FortiSRA appliance setup

Before using FortiSRA-VM, you need to install the KVM or the VMware application to host the FortiSRA-VM device. The installation instructions for FortiSRA-VM assume you are familiar with KVM or the VMware products and terminology.

FortiSRA-VM image installation and initial setup

After FortiSRA is installed, FortiSRA listens using the following default ports:

• HTTPS GUI: 443

• Web proxy: 8080

  (If web proxy is enabled)

Ensure that ports 443 and 8080 are open if using a firewall before FortiSRA.

Once FortiSRA-VM is powered on:

1. At the login prompt, enter admin and hit Enter.

   By default, there is no password, however, a password must be set before you can proceed. Enter and confirm the new administrator password.

2. At the CLI prompt, enter show system storage to verify the disk usage type for the two added hard disks.
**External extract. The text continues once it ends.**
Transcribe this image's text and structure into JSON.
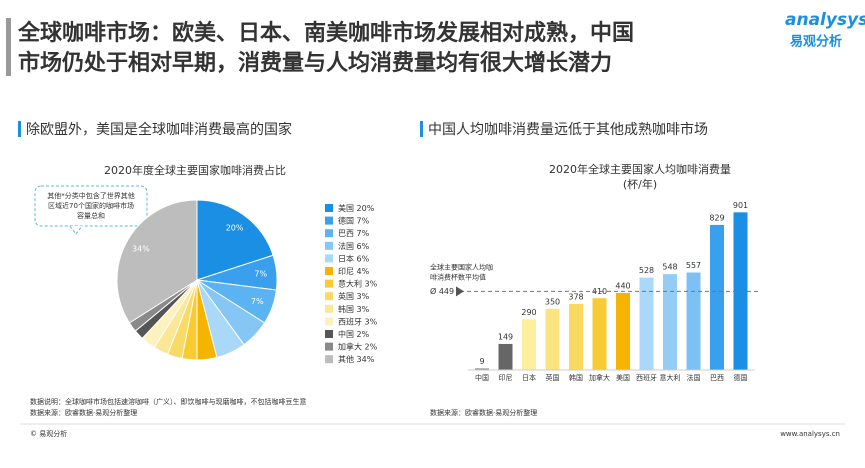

The output looks like the following:

   Administrators need to configure a dedicated FortiSRA video disk for video recording.
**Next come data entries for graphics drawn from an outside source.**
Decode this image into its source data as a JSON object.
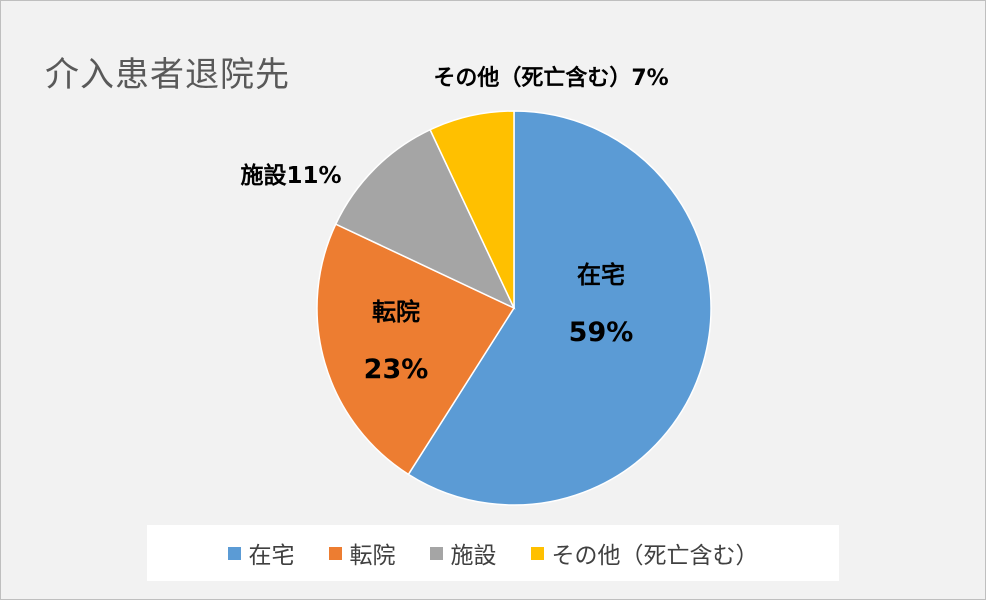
{
  "chart_data": {
    "type": "pie",
    "title": "介入患者退院先",
    "categories": [
      "在宅",
      "転院",
      "施設",
      "その他（死亡含む）"
    ],
    "values": [
      59,
      23,
      11,
      7
    ],
    "unit": "%",
    "colors": [
      "#5b9bd5",
      "#ed7d31",
      "#a5a5a5",
      "#ffc000"
    ],
    "data_labels": [
      {
        "name": "在宅",
        "value": "59%"
      },
      {
        "name": "転院",
        "value": "23%"
      },
      {
        "name": "施設",
        "value": "施設11%"
      },
      {
        "name": "その他（死亡含む）",
        "value": "その他（死亡含む）7%"
      }
    ],
    "legend_position": "bottom"
  }
}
   Two hard disks and two virtual network interface cards need to be added to the VM in VM manager before FortiSRA image installation.

   config system storage

   edit "HD1"

   set status enable

   set media-status enable

   set order 1

   set partition "LOGUSEDXDE8326F6"

   set device "/dev/vda1"

   set size 20023

   set usage log

   next

   edit "HD2"

   set status enable

   set media-status enable

   set order 2

   set partition "PAMVIDEOB471724F"

   set device "/dev/vdb1"

   set size 20029

   set usage video

   next

   end

3. Enter the following CLI commands to set up FortiSRA:

   config system interface

   edit "port1"

   set ip 172.16.x.x/x #Depending on your network setting

   set type physical

   set snmp-index 1

   next

   edit "port2"

   set ip x.x.x.x/x

   set type physical

   set snmp-index 2

   next

   end

   config router static

   edit 1

   set gateway x.x.x.x

   set device "port1"

   next

   end

   When upgrading a FortiSRA instance, use the following CLI command to enable synchronizing the virtual IP address to the IP address of the external interface: Example config firewall vip set intf-ip-sync enable set extintf "port1" #The interface connected to the source network that receives the packets forwarded to the destination network. end When installing a new FortiSRA instance, the synchronization happens automatically.

4. Optionally, enable TPM or vTPM. See FortiSRA with TPM.
5. Optionally, to encrypt disk to protect logs and videos, see Configuring log and video disk encryption.
6. On a web browser, go to https://172.16.xxx.xxx to access FortiSRA GUI.

   To upload the FortiSRA license file, see Uploading the license file to FortiSRA-VM.

7. Optionally, enable displaying a login disclaimer message to show the last successful or failed login date and time:

     config system global
      set post-login-banner enable
     end

   For a detailed example on setting up the login disclaimer using the CLI console, see Disclaimers via the CLI.

   To set up the login disclaimer using the GUI, see the Login Disclaimer option in System > Settings.

8. After logging in to the FortiSRA GUI, go to Log & Report > Email Alert Settings, and:
   1. Select Enable Email Notification.
   2. Add receiver email addresses for critical system notifications in the Critical System Notification tab.

      See Email alert settings and Email alert when the glass breaking mode is activated example.

To update a firmware image:

1. Enter maintenance mode. See Maintenance mode.
2. In the user dropdown on the top-right, go to System > Firmware.

   The Firmware Management window opens.

3. Go to File Upload:
   1. Select Browse, then locate the image.out FortiSRA firmware image on your local computer.
   2. Click Open.
4. Click Confirm and Backup Config. FortiSRA then reboots and the firmware has been updated.

   FortiSRA may take few minutes to reboot.